Möchten Sie die Pille absetzen, haben Sie aber Angst vor Akne-Ausbrüchen? Das ist verständlich – Sie sind nicht allein. Als Heilpraktikerin mit jahrelanger Erfahrung in der Begleitung von Frauen beim Übergang von hormoneller Verhütung habe ich mit Hunderten über Post-Pillen-Akne gesprochen. Viele teilen ähnliche Geschichten wie meine Patientin Amy:
"Ich habe die Pille wegen der Angst vor Nebenwirkungen abgesetzt. Meine Stimmung besserte sich, und die Haut blieb zunächst ein paar Monate unauffällig. Ich dachte: 'Diesmal wird es nicht so schlimm.' Doch dann – boom! – begannen die Ausbrüche. Vier Monate später ist meine Haut so schlecht, dass ich am Ende bin und überlege, wieder mit der Pille zu starten."
Mein Rat an Amy: Geben Sie dem Körper noch ein paar Monate Zeit. Ihre Stimmung hat sich ja gebessert – das ist ein großer Gewinn. Post-Pillen-Akne, oder 'Pillenentzugsakne', erreicht typischerweise nach etwa sechs Monaten ihren Höhepunkt. Danach bessert sie sich oft von allein. Mit gezielter Unterstützung lassen sich Schweregrad und Dauer sogar reduzieren oder Ausbrüche ganz vermeiden.
Hier ist das bewährte Hautprotokoll aus meinem Buch Period Repair Manual:
Was verursacht Post-Pillen-Akne?
Bestimmte Pillen mit Drospirenon unterdrücken männliche Hormone und Talgproduktion stark – daher werden sie auch gegen Akne eingesetzt. Diese Unterdrückung ist jedoch unnatürlich. Nach dem Absetzen versucht die Haut, das Gleichgewicht wiederherzustellen, produziert mehr Talg und Hormone reagieren mit einem Überschuss. Das ergibt den perfekten Sturm für Entzündungen und Pickel.
So unterstützen Sie Ihre Haut beim Absetzen der Pille:
1. Starten Sie die Pflege vor dem Absetzen.
Legen Sie einen Hautplan und beginnen Sie mindestens einen Monat vorher. So ist Ihre Haut optimal vorbereitet.
2. Vermeiden Sie Zucker.
Zucker steigert IGF-1, ein Hormon, das Talg, Keratin und Entzündungen fördert. Meiden Sie zuckerhaltige Produkte wie Fruchtsäfte, gesüßten Joghurt, Honig, Agave oder Datteln. Frisches Obst ist erlaubt.

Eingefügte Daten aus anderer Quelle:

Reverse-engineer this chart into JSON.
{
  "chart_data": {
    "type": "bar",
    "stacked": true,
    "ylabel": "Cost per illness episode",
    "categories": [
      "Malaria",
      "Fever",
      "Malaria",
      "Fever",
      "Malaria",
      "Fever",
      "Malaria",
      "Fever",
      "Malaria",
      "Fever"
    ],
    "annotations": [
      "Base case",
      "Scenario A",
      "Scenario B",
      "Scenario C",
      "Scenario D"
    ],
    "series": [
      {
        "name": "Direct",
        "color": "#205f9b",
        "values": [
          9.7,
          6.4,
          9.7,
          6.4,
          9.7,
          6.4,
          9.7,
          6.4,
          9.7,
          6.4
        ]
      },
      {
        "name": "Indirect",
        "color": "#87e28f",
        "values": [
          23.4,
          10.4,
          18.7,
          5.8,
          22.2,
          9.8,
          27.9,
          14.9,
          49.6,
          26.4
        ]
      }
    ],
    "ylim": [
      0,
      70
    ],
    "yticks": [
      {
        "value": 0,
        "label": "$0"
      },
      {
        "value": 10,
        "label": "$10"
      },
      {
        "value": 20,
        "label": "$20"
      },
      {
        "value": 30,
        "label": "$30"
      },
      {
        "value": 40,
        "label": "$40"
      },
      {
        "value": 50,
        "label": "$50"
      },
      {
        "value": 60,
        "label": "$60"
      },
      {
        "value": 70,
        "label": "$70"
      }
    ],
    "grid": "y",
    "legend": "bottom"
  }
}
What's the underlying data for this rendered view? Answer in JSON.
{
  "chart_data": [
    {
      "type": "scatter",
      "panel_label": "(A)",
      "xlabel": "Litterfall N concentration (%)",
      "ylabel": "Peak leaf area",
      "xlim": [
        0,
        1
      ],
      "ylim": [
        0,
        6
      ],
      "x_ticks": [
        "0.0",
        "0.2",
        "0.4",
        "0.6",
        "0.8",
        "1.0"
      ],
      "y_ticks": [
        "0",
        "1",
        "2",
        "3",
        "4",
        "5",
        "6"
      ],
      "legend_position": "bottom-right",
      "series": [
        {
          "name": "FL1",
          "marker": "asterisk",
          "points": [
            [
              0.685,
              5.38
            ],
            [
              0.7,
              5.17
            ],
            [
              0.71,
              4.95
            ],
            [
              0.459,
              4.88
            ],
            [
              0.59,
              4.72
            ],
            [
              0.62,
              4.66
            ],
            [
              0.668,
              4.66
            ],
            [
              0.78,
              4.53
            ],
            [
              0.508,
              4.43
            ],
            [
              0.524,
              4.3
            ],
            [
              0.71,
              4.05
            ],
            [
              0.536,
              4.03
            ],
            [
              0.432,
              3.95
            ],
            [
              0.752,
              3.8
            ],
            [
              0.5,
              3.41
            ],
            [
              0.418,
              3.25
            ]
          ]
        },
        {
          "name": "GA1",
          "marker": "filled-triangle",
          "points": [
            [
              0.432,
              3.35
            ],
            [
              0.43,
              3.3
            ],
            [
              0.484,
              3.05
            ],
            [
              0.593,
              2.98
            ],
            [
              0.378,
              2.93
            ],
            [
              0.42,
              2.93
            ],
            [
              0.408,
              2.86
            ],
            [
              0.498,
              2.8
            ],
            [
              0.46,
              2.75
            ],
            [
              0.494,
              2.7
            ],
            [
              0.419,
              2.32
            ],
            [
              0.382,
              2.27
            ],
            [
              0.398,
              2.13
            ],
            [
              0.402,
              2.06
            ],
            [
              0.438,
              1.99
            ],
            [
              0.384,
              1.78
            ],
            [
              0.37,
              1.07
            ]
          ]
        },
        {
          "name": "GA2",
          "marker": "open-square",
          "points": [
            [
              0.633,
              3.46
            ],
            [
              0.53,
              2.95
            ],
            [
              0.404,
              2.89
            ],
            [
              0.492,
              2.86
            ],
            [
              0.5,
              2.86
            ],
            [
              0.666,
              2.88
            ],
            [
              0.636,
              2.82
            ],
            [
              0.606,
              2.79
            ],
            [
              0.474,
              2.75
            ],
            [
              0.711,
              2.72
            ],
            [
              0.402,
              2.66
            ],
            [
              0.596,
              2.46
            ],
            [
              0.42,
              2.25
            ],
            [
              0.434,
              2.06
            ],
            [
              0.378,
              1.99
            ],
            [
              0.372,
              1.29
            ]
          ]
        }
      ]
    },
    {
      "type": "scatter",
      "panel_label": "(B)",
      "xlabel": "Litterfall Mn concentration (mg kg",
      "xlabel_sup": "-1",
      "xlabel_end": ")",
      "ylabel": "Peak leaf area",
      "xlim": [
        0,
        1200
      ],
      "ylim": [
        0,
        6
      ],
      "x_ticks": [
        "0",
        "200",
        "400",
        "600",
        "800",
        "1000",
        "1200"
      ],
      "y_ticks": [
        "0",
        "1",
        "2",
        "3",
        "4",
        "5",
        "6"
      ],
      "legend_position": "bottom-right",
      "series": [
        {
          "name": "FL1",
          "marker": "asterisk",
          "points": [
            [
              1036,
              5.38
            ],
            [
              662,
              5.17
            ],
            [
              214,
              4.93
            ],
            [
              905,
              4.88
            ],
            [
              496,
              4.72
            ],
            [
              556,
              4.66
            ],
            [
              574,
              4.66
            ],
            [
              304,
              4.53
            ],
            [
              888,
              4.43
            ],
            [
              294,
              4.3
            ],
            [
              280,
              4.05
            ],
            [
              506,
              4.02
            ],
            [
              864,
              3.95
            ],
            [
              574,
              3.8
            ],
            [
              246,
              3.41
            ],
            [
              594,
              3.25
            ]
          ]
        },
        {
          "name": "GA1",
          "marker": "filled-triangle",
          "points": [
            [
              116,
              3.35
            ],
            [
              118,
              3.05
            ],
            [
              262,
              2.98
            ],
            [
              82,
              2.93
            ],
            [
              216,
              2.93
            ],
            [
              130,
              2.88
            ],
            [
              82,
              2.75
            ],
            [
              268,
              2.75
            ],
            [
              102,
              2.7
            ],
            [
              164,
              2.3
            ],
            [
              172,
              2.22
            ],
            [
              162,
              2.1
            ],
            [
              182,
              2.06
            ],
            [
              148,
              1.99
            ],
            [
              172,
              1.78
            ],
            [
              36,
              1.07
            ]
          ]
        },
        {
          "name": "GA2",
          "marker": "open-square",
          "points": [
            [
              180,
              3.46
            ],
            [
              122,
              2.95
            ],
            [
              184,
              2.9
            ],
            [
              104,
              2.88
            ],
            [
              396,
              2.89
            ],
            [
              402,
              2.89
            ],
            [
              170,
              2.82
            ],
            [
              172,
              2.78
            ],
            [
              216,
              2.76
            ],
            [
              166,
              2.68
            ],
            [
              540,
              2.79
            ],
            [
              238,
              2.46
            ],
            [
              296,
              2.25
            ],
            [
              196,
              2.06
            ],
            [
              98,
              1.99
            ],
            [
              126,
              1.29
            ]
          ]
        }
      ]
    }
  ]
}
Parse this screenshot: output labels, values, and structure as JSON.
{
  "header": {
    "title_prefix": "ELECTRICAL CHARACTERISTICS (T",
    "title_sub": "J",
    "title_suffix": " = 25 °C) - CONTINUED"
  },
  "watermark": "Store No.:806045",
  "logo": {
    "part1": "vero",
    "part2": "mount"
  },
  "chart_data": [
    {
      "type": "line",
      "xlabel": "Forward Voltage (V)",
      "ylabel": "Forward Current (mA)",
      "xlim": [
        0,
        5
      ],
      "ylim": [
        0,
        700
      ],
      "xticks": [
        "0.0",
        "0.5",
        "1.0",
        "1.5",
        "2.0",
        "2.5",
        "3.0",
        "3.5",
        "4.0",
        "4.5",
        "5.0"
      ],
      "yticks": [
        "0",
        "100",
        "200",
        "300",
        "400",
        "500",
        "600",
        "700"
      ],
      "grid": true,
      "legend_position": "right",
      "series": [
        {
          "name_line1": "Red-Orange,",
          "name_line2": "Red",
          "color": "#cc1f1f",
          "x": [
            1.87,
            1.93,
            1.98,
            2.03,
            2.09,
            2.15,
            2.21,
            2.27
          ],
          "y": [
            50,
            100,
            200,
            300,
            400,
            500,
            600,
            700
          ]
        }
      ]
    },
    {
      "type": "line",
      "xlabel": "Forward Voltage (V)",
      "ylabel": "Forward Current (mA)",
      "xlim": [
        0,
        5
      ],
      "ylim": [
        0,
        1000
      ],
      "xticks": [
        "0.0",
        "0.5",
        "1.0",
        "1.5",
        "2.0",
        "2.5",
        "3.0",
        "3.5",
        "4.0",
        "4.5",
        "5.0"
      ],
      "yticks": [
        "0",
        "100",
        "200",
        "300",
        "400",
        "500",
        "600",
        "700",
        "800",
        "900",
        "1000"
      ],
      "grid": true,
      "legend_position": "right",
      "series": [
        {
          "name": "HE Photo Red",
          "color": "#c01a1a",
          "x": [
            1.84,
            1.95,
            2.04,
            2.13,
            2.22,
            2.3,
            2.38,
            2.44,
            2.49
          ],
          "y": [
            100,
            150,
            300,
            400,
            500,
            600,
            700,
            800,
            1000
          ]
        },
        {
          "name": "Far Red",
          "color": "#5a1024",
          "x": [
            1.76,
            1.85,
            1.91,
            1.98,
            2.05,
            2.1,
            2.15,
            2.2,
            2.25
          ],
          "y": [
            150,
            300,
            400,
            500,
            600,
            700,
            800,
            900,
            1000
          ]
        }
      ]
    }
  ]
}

3. Streichen Sie Milchprodukte.
Milchprodukte treiben IGF-1 hoch und können Entzündungen auslösen. Oft reicht eine vorübergehende Pause – viele Patientinnen vertragen sie später wieder.
4. Nehmen Sie Zink ein.
Zink ist das Top-Supplement für die Haut: Es reduziert Keratin, hält Poren frei, bekämpft Bakterien, Entzündungen und männliche Hormone. Klinische Studien belegen seine Wirksamkeit bei Akne.
5. Essen Sie Brokkoli.
Dieses Gemüse enthält DIM (Diindolylmethan), einen natürlichen Androgenblocker, der hormonelle Überschwemmungen abfedert. Alternativ: DIM als Ergänzung.
6. Pflegen Sie Ihren Darm.
Die Darm-Haut-Achse ist entscheidend. Präbiotisches Gemüse nährt gute Bakterien; ein Probiotikum kann ergänzen.
7. Bleiben Sie geduldig und vertrauen Sie Ihrem Körper.
Die Besserung kann ein Jahr dauern, aber sie kommt. Seien Sie sanft zu sich und Ihrer Haut.